Trois jeunes filles jouaient dans un club de basket de Duttlenheim (Bas-Rhin), où il les entraînait. Une quatrième était membre d'un club de Bergerac, en Dordogne, où il a également exercé.
L'ex-coach est accusé de viols et agressions sexuelles sur trois d'entre elles et atteinte sexuelle sur une quatrième qui avait affirmé qu'elle était consentante. Mardi, elle a toutefois déclaré à la cour qu'elle était "sous emprise".
"Il me répétait: 'Je suis sûr que tu es amoureuse de moi'". Je n'avais jamais été amoureuse, jamais eu de petit ami, je me suis dit qu'il avait peut-être raison", a-t-elle confié.
"Froideur émotionnelle"
Lors de la déposition des jeunes filles mardi, "vous ne les avez pas regardées un instant, vous n'avez parlé que de vous.
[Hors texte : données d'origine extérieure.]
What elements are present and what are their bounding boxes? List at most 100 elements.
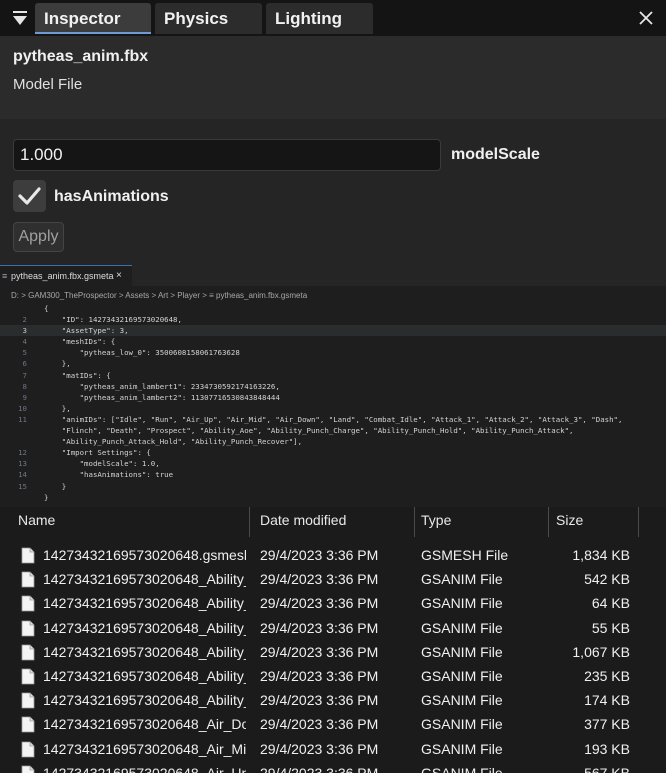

Avez-vous compris la souffrance des victimes?", l'interroge l'avocat général, Eric Lallement. "Oui", lâche péniblement l'accusé.
Mercredi matin, quatre experts, deux psychiatres et deux psychologues, ont unanimement décrit sa "perversion". Pour le Dr Philippe Goetz, psychiatre, "il estime que c'était aux jeunes filles de poser des limites" et les considérait comme "interchangeables".
Le psychiatre a souligné son "égocentrisme", son "absence d'empathie", sa "froideur émotionnelle" et son "utilisation de l'autre pour obtenir des faveurs".
"Avez-vous conscience de votre perversité?" l'interroge l'avocat général. "Je veux travailler là-dessus", assure l'accusé. Aujourd'hui animateur dans un Ehpad (Établissement d'hébergement pour personnes âgées dépendantes) et dans un hôpital, l'accusé attend un enfant avec sa compagne, rencontrée en avril 2023.